Transcript of 2-28 Symposium at Brookings Now Online

Brookings has posted a transcript for the seminar on 2-28. This is from Richard Bush, a long time US government Taiwan expert, whose writing is always extremely well informed:

The subject of today's seminar is the February 28th Incident, commonly called 228, whose 60th anniversary will be observed next Wednesday. We wish to explore what 228 means, both retrospectively and prospectively. We are not interested in using the Incident as a weapon in the current political campaigns on Taiwan. That would be inconsistent with the educational missions of Brookings and FAPA. Moreover, there are larger issues at stake.

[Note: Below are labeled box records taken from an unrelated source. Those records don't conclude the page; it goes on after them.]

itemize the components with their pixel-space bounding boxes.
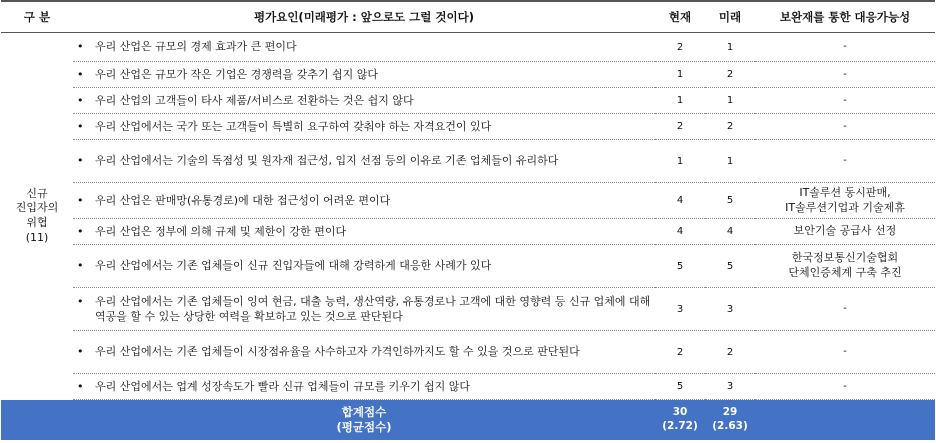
supplement-cell xyxy=(755,88,935,114)
criteria-cell xyxy=(73,88,655,114)
bullet: • xyxy=(77,224,84,238)
category-cell xyxy=(1,33,73,400)
current-score: 1 xyxy=(655,140,705,183)
criteria-text: 우리 산업은 규모의 경제 효과가 큰 편이다 xyxy=(95,40,297,54)
bullet: • xyxy=(77,119,84,133)
bullet: • xyxy=(77,40,84,54)
supplement-text: - xyxy=(843,346,847,358)
supplement-text: - xyxy=(843,303,847,315)
future-score: 2 xyxy=(705,114,755,140)
current-score: 2 xyxy=(655,114,705,140)
table-row xyxy=(1,88,935,114)
criteria-cell xyxy=(73,140,655,183)
supplement-text: 한국정보통신기술협회 xyxy=(791,251,899,265)
future-score: 4 xyxy=(705,219,755,245)
table-header xyxy=(1,1,935,33)
table-row xyxy=(1,374,935,400)
current-score: 5 xyxy=(655,245,705,288)
header-category: 구 분 xyxy=(1,1,73,33)
table-row xyxy=(1,33,935,62)
current-score: 3 xyxy=(655,288,705,331)
supplement-text: - xyxy=(843,380,847,392)
criteria-text: 우리 산업에서는 기존 업체들이 잉여 현금, 대출 능력, 생산역량, 유통경로나 고객에 대한 영향력 등 신규 업체에 대해 역공을 할 수 있는 상당한 여력을 확보하고 있는 것으로 판단된다 xyxy=(95,294,651,323)
future-score: 5 xyxy=(705,245,755,288)
header-row xyxy=(1,1,935,33)
total-spacer xyxy=(1,400,73,440)
table-body xyxy=(1,33,935,440)
header-supplement: 보완재를 통한 대응가능성 xyxy=(755,1,935,33)
current-score: 2 xyxy=(655,331,705,374)
current-score: 5 xyxy=(655,374,705,400)
table-row xyxy=(1,140,935,183)
table-row xyxy=(1,62,935,88)
current-score: 1 xyxy=(655,88,705,114)
supplement-cell xyxy=(755,33,935,62)
table-row xyxy=(1,114,935,140)
criteria-text: 우리 산업에서는 국가 또는 고객들이 특별히 요구하여 갖춰야 하는 자격요건이 있다 xyxy=(95,119,492,133)
total-row xyxy=(1,400,935,440)
criteria-text: 우리 산업은 판매망(유통경로)에 대한 접근성이 어려운 편이다 xyxy=(95,193,391,207)
table-row xyxy=(1,288,935,331)
criteria-text: 우리 산업은 정부에 의해 규제 및 제한이 강한 편이다 xyxy=(95,224,347,238)
bullet: • xyxy=(77,93,84,107)
future-score: 1 xyxy=(705,140,755,183)
criteria-cell xyxy=(73,183,655,219)
future-score: 3 xyxy=(705,374,755,400)
bullet: • xyxy=(77,193,84,207)
criteria-cell xyxy=(73,62,655,88)
total-current-cell xyxy=(655,400,705,440)
table-row xyxy=(1,219,935,245)
current-score: 2 xyxy=(655,33,705,62)
bullet: • xyxy=(77,67,84,81)
criteria-cell xyxy=(73,245,655,288)
supplement-text: IT솔루션 동시판매, xyxy=(799,185,891,199)
supplement-cell xyxy=(755,219,935,245)
future-score: 2 xyxy=(705,331,755,374)
current-score: 4 xyxy=(655,183,705,219)
criteria-text: 우리 산업에서는 기술의 독점성 및 원자재 접근성, 입지 선점 등의 이유로 기존 업체들이 유리하다 xyxy=(95,154,559,168)
bullet: • xyxy=(77,154,84,168)
future-score: 1 xyxy=(705,33,755,62)
supplement-text: - xyxy=(843,155,847,167)
criteria-text: 우리 산업의 고객들이 타사 제품/서비스로 전환하는 것은 쉽지 않다 xyxy=(95,93,414,107)
total-label-cell xyxy=(73,400,655,440)
supplement-cell xyxy=(755,245,935,288)
header-current: 현재 xyxy=(655,1,705,33)
future-score: 2 xyxy=(705,62,755,88)
supplement-text-line-2: 단체인증체계 구축 추진 xyxy=(788,266,902,279)
table-row xyxy=(1,183,935,219)
supplement-cell xyxy=(755,331,935,374)
total-current-avg: (2.72) xyxy=(662,419,698,432)
supplement-text: - xyxy=(843,68,847,80)
supplement-text: - xyxy=(843,120,847,132)
total-supplement-spacer xyxy=(755,400,935,440)
total-future-cell xyxy=(705,400,755,440)
category-line-1: 신규 xyxy=(26,186,48,200)
bullet: • xyxy=(77,345,84,359)
supplement-cell xyxy=(755,374,935,400)
criteria-cell xyxy=(73,288,655,331)
table-row xyxy=(1,331,935,374)
header-criteria: 평가요인(미래평가 : 앞으로도 그럴 것이다) xyxy=(73,1,655,33)
supplement-cell xyxy=(755,140,935,183)
supplement-text: - xyxy=(843,41,847,53)
total-future-avg: (2.63) xyxy=(712,419,748,432)
future-score: 1 xyxy=(705,88,755,114)
criteria-text: 우리 산업에서는 업계 성장속도가 빨라 신규 업체들이 규모를 키우기 쉽지 않다 xyxy=(95,379,470,393)
evaluation-table xyxy=(1,0,935,440)
supplement-cell xyxy=(755,183,935,219)
future-score: 5 xyxy=(705,183,755,219)
bullet: • xyxy=(77,294,84,308)
supplement-text: 보안기술 공급사 선정 xyxy=(793,224,897,238)
criteria-cell xyxy=(73,331,655,374)
criteria-cell xyxy=(73,219,655,245)
supplement-text: - xyxy=(843,94,847,106)
criteria-text: 우리 산업은 규모가 작은 기업은 경쟁력을 갖추기 쉽지 않다 xyxy=(95,67,378,81)
total-current: 30 xyxy=(672,406,688,419)
supplement-cell xyxy=(755,62,935,88)
supplement-text-line-2: IT솔루션기업과 기술제휴 xyxy=(785,200,905,214)
table-row xyxy=(1,245,935,288)
category-line-3: 위협 xyxy=(26,216,48,230)
criteria-cell xyxy=(73,33,655,62)
total-future: 29 xyxy=(722,406,738,419)
criteria-cell xyxy=(73,374,655,400)
total-sublabel: (평균점수) xyxy=(336,419,392,434)
criteria-text: 우리 산업에서는 기존 업체들이 시장점유율을 사수하고자 가격인하까지도 할 수 있을 것으로 판단된다 xyxy=(95,345,580,359)
criteria-text: 우리 산업에서는 기존 업체들이 신규 진입자들에 대해 강력하게 대응한 사례가 있다 xyxy=(95,259,492,273)
future-score: 3 xyxy=(705,288,755,331)
supplement-cell xyxy=(755,288,935,331)
criteria-cell xyxy=(73,114,655,140)
current-score: 4 xyxy=(655,219,705,245)
supplement-cell xyxy=(755,114,935,140)
total-label: 합계점수 xyxy=(341,404,387,419)
category-line-4: (11) xyxy=(25,231,49,245)
current-score: 1 xyxy=(655,62,705,88)
category-line-2: 진입자의 xyxy=(15,201,59,215)
bullet: • xyxy=(77,259,84,273)
bullet: • xyxy=(77,379,84,393)
header-future: 미래 xyxy=(705,1,755,33)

What do I mean when I say that the issues at stake are more significant than contemporary Taiwan politics? To begin my answer, let me go back to the mid-1990s when then-President Lee Teng-hui was emphasizing what Taiwan people had in common. In Chinese he used the phrase shengming gongtongti. In English translations of his speeches, he insisted on using the German sociological term, Gemeinschaft. In plain language he spoke of "a community based on a common experience." He spoke of Taiwan as, "our common homeland" and about a "collective consciousness." He spoke of "fifty years of a common destiny forged in fortune and misfortune have united us all into a closely bound and interdependent community."

Now, I happen to have a lot of respect for what Lee was trying to do here, for reasons that I will come back to. But there was an assumption behind these assertions of what Taiwan people had in common, wasn't there? It's almost a sleight of hand. Lee's assumption was that people on Taiwan actually believed that they had a sense of common destiny and collective consciousness. And part of that shared sense of the present and the future had to be a shared sense about the past.


The rest of it is online there.

1 comment:

  1. i don't think lee was assuming so much as he was trying to create a collective consciousness. i think people don't feel unified as 'people of taiwan', so i'm assuming that lee was trying to unify them by telling them that they have a collective destiny and must recognize the bonds they have with each other which will make them stronger going forth to live that destiny. just an educated guess.